Quote:
|
Originally Posted by rivan
. . .I can use assistance filtering the relevant text out of the HTML . . .
Ideally, ending up with something like:
T.S.B.::PG014-01: Attachment: 2002 PDS Check Sheet (tab) 2002teet.pdf
T.S.B.::AC001-01: 01-02 Sequoia: A/C Compressor Durability Improvenent (OBSOLETE) (tab) ac00101r.pdf
|
I used regular expressions and textpad to clean up the table of contents -- although I wasn't able to get the right pdf name in there through any automated means. I search for everything between the first < and the last > in a single line and replace it with "" (or something along those lines).
Also, to create the bookmarks, I:
1. merged all PDFs into a single PDF for each section or subsection.
2. Created the bookmarks in the PDF using the "New Bookmarks from Structure . . ." tool, and chose "Part" in the dialog.
3. This results in a bookmark for each merged pdf along with sub-bookmarks for each title within that PDF (new bookmarks are created for style occurances I think).
4. Delete all sub-bookmarks, leaving only the bookmarks that correspond with the TOC that was downloaded.

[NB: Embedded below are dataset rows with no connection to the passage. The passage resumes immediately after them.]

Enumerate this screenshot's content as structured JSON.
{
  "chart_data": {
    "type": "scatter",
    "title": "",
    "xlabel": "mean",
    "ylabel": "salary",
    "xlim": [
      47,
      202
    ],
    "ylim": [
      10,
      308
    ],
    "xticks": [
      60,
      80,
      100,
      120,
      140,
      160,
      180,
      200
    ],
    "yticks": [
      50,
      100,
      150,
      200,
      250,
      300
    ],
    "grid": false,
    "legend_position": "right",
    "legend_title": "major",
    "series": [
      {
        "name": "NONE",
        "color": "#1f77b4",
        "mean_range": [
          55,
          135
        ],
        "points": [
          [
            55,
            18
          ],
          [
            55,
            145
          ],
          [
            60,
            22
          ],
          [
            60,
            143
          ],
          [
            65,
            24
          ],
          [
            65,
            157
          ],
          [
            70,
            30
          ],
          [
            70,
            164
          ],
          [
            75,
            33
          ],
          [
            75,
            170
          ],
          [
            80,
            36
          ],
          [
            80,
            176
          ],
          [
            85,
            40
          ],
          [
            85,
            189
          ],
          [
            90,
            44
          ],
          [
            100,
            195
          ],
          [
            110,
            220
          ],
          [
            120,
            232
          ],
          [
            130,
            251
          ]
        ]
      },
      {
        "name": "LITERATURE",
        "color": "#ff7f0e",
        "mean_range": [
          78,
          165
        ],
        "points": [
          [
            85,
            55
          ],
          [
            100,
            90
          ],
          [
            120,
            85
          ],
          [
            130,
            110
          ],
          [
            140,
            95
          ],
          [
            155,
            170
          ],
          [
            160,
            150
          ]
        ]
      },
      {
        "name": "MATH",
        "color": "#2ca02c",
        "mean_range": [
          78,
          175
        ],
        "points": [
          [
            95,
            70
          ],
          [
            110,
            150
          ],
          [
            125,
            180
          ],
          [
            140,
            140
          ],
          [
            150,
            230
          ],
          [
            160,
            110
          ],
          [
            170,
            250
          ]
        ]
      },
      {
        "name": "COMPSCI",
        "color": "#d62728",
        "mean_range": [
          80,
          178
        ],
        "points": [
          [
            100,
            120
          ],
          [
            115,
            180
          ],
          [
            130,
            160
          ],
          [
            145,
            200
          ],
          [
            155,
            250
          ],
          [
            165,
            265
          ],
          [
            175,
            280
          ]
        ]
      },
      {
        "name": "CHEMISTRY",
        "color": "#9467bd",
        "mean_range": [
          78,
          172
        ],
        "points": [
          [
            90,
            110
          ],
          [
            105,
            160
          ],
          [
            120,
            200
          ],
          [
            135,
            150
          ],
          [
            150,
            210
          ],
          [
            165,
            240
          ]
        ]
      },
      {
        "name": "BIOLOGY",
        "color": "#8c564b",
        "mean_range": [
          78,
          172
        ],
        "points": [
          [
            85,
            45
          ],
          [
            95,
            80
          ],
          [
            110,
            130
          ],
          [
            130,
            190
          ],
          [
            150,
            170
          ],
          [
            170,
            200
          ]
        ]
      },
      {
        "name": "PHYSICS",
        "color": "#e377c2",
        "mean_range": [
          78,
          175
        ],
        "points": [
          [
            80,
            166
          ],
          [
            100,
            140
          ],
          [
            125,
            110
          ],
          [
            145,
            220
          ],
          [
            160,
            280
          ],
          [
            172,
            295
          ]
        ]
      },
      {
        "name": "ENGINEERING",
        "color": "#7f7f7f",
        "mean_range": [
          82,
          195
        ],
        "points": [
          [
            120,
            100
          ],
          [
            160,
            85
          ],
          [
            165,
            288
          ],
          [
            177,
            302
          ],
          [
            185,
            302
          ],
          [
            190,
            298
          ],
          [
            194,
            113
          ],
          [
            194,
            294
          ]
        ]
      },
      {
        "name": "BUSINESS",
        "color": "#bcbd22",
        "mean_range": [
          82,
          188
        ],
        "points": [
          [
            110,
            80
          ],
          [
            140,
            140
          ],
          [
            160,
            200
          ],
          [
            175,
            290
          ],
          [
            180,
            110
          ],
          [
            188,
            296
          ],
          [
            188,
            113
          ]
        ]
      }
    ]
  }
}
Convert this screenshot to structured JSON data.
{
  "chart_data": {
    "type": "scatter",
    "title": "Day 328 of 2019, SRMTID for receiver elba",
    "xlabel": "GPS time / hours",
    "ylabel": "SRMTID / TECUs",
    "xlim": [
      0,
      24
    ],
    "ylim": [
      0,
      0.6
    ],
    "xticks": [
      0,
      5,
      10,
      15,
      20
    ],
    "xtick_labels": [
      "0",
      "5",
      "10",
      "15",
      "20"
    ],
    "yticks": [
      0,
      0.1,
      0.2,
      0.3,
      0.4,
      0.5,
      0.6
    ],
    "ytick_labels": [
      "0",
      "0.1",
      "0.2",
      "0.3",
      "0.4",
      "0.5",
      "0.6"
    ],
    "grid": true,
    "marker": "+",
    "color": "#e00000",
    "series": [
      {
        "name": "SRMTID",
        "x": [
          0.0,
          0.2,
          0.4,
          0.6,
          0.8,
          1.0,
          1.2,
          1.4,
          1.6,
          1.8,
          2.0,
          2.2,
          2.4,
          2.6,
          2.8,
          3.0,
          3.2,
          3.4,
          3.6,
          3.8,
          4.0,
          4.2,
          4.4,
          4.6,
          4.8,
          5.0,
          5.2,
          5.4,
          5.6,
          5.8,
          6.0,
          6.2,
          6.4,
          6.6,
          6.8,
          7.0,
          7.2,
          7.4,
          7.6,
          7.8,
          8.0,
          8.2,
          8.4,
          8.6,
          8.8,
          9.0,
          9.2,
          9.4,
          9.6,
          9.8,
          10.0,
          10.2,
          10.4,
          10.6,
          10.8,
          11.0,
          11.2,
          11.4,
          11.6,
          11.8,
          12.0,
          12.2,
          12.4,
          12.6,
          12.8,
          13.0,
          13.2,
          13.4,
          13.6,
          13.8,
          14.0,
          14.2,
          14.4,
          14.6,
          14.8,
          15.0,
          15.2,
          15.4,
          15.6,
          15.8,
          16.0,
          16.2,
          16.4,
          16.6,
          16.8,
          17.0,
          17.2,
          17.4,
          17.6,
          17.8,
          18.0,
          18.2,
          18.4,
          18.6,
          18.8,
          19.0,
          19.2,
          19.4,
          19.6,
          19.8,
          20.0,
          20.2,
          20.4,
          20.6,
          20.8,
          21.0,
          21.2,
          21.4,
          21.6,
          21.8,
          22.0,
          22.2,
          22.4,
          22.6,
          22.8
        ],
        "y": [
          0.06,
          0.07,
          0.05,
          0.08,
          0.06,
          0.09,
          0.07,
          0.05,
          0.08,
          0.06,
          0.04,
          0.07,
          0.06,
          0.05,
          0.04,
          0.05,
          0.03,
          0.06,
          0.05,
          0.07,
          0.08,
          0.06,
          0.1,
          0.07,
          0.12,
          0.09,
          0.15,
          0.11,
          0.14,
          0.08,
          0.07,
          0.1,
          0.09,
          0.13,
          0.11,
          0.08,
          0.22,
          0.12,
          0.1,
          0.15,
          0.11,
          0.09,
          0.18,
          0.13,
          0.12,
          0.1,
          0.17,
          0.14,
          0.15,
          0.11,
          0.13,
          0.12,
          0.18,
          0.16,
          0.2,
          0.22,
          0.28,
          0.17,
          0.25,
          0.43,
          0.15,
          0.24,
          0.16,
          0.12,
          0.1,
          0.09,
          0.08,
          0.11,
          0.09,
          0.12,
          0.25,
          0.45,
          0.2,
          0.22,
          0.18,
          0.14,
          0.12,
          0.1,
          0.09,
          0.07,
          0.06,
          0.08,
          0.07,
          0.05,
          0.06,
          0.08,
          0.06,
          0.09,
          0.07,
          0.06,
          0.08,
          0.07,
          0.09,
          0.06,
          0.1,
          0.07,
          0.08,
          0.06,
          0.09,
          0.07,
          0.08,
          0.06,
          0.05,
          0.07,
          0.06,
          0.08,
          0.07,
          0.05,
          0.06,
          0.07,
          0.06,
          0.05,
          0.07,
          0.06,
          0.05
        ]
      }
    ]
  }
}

5. Open the PDF with Textpad, scroll down to the bookmarks created in step 3. They look something like: "196 0 obj<</Parent 171 0 R/Next 198 0 R/Prev 194 0 R/Title(MA-5: Engine: Inspection)/A 195 0 R>>
endobj". This shows one that I already performed step 6 on, I can't remember quite what it had before for the title.
6. Copy and paste the bookmarks from the TOC into the PDF file. I could only figure out how to do this one at a time and is the most time-consuming piece of work. Be careful, sometimes I found that the bookmarks in the PDF were in reverse order. If someone is a Perl or Python expert, maybe they could come up with something quicker.
HTH